Though all actors on stage did their best, Kabir as Shukracharya excelled, looked convincing and acted with ease. Bammidi Jagadeeswara Rao as Vamana was an antithesis of the archetypal avatar as depicted by most Hindus. Here, he seemed a militant leader bent on wreaking vengeance rather than a redeeming deity that He is supposed to be, as per our mythology. King Mahabali looked regal, but his characterisation seemed to make him a semi comic, semi degraded scion whose birth has been relegated to the downtrodden Dalit, which was really sad! What transpired on stage was conversation and commentary upon the dominance of Brahmin-Kshatriya combine over the Dalit represented by King Bali! Since it was a period play, Dalits were referred to as ‘Balijana' or ‘Moolajanam'. The play conveys that caste discrimination and domination and concurrent annihilation of the Dalit identity began way back with Vamana.

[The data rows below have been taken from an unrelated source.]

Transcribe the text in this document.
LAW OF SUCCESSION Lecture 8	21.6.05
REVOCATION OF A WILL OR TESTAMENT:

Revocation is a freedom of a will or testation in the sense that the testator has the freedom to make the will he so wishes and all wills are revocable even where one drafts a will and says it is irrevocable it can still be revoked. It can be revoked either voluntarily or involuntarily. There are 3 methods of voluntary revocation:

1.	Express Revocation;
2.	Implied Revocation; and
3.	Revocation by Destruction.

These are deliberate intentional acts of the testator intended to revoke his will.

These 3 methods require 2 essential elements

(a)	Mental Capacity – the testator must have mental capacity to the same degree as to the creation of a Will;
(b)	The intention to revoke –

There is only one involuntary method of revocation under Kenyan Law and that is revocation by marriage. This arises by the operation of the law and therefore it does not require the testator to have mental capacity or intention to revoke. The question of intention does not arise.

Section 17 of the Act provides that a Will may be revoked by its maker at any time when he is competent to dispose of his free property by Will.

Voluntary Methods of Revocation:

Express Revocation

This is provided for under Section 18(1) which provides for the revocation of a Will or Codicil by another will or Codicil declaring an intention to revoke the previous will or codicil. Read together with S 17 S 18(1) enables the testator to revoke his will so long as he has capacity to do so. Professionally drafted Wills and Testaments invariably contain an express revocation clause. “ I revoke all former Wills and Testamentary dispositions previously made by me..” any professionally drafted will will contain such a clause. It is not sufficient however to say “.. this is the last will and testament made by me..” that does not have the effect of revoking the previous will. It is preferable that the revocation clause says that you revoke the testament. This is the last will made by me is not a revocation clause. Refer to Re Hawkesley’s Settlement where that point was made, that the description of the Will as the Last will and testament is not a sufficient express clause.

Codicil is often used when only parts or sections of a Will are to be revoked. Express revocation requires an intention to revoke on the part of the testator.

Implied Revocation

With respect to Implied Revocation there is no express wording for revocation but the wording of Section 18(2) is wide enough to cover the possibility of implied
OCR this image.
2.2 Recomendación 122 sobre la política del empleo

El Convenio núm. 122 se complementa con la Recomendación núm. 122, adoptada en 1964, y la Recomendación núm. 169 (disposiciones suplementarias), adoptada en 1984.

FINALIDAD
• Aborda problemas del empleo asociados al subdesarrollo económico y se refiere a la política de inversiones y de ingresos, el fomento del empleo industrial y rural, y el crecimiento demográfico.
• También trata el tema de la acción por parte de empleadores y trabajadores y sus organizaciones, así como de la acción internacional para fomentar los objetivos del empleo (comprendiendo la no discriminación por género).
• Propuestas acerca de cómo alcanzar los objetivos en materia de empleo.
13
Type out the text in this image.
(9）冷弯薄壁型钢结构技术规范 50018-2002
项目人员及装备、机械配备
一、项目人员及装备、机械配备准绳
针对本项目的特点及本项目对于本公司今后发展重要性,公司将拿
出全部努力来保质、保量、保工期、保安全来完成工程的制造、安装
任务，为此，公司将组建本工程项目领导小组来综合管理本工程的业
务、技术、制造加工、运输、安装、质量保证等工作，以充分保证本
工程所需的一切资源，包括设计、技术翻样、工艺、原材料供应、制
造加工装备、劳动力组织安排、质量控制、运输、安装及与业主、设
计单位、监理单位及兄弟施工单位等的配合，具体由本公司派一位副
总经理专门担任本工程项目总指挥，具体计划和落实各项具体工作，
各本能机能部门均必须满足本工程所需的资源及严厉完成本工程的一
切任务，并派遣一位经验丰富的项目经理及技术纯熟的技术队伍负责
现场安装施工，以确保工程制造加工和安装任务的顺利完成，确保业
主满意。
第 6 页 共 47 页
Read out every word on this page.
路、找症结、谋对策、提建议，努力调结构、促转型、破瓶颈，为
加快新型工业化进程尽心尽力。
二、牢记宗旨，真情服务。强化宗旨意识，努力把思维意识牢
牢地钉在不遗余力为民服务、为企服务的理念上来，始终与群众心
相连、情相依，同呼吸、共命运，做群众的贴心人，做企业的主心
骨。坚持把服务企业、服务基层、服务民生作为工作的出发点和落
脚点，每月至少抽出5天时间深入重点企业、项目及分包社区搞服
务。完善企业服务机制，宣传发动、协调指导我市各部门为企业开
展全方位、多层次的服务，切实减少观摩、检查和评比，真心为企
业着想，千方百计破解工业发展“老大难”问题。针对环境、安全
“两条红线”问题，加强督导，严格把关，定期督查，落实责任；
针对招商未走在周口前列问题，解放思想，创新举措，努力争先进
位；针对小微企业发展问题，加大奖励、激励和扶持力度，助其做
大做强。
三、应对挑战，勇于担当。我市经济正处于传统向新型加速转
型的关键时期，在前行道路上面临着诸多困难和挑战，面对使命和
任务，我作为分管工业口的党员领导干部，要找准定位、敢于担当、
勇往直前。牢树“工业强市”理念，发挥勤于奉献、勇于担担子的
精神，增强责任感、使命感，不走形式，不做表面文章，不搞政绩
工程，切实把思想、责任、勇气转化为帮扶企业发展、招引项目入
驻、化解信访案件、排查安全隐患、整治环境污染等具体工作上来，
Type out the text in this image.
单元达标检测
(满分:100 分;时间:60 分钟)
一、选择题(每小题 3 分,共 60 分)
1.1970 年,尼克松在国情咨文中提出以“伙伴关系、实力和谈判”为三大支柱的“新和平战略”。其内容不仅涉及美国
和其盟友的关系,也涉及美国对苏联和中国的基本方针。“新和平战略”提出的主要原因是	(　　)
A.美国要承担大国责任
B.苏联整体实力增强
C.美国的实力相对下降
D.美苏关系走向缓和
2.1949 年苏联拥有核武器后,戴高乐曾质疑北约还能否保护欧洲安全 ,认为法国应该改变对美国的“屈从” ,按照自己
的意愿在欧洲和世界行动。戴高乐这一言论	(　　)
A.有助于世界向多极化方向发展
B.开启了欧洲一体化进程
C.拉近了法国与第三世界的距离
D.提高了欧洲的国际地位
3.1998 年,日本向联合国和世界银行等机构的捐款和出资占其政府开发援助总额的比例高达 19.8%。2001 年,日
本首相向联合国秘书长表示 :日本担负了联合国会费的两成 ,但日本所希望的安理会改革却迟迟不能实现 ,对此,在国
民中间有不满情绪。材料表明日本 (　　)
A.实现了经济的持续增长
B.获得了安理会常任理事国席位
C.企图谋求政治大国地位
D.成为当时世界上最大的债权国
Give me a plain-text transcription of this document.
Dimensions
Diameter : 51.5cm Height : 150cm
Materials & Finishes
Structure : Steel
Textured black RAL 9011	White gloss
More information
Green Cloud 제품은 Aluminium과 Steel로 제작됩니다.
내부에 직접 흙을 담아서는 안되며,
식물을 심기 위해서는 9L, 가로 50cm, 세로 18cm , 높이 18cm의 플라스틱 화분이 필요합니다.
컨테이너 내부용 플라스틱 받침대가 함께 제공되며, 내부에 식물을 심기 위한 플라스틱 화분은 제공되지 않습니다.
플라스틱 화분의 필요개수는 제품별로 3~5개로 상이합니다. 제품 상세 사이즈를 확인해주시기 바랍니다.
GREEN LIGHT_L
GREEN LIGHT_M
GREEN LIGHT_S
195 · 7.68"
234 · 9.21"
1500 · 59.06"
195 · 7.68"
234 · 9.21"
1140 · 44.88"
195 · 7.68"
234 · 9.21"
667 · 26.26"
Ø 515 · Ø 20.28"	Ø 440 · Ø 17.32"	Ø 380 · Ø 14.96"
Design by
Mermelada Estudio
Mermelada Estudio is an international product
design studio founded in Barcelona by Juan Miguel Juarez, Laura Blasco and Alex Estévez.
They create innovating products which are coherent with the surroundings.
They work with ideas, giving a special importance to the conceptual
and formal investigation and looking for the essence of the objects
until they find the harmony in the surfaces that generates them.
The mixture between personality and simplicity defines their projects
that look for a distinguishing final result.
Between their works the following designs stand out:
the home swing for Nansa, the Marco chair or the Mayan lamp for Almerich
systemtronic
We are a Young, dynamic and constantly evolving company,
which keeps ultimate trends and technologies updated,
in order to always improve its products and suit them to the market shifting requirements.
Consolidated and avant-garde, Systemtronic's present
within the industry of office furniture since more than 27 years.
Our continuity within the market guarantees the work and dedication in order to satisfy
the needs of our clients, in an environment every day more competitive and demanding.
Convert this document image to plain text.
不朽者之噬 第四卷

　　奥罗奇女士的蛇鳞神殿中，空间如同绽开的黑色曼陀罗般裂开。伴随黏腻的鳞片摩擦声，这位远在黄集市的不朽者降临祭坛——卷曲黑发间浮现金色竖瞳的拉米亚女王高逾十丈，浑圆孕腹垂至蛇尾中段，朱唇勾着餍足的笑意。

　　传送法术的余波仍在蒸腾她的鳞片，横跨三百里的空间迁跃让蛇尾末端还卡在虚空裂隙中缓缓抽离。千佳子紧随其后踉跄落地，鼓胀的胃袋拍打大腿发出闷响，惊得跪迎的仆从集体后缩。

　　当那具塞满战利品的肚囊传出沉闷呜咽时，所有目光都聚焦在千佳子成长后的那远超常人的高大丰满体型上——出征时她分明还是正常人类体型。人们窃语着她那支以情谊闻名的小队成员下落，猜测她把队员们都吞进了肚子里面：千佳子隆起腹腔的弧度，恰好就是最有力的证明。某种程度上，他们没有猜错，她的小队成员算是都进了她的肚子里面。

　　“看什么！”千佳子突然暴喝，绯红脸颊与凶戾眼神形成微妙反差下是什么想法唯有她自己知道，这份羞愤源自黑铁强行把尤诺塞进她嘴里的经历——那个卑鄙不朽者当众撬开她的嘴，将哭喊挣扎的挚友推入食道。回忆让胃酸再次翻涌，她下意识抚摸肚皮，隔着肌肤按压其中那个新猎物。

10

However, it had a few technical lacunae; for instance, the raj rishi Shukracharya was addressed as ‘un Arya'! His recitation of the ‘mritha sanjeevini' mantra to restore life to Bali with the syllabic utterance of ‘bam' was totally out of place as this syllable does not occur in the mritha sanjeevini mantra! Importantly, there was no testimonial of the period (era) in which this play was placed, to verify whether there was untouchability during those times!

This play-dedicated to bard Gadar and to the activists and agitators of Sompet thermal power plant- is best viewed as a mouthpiece for Dalit ideologues.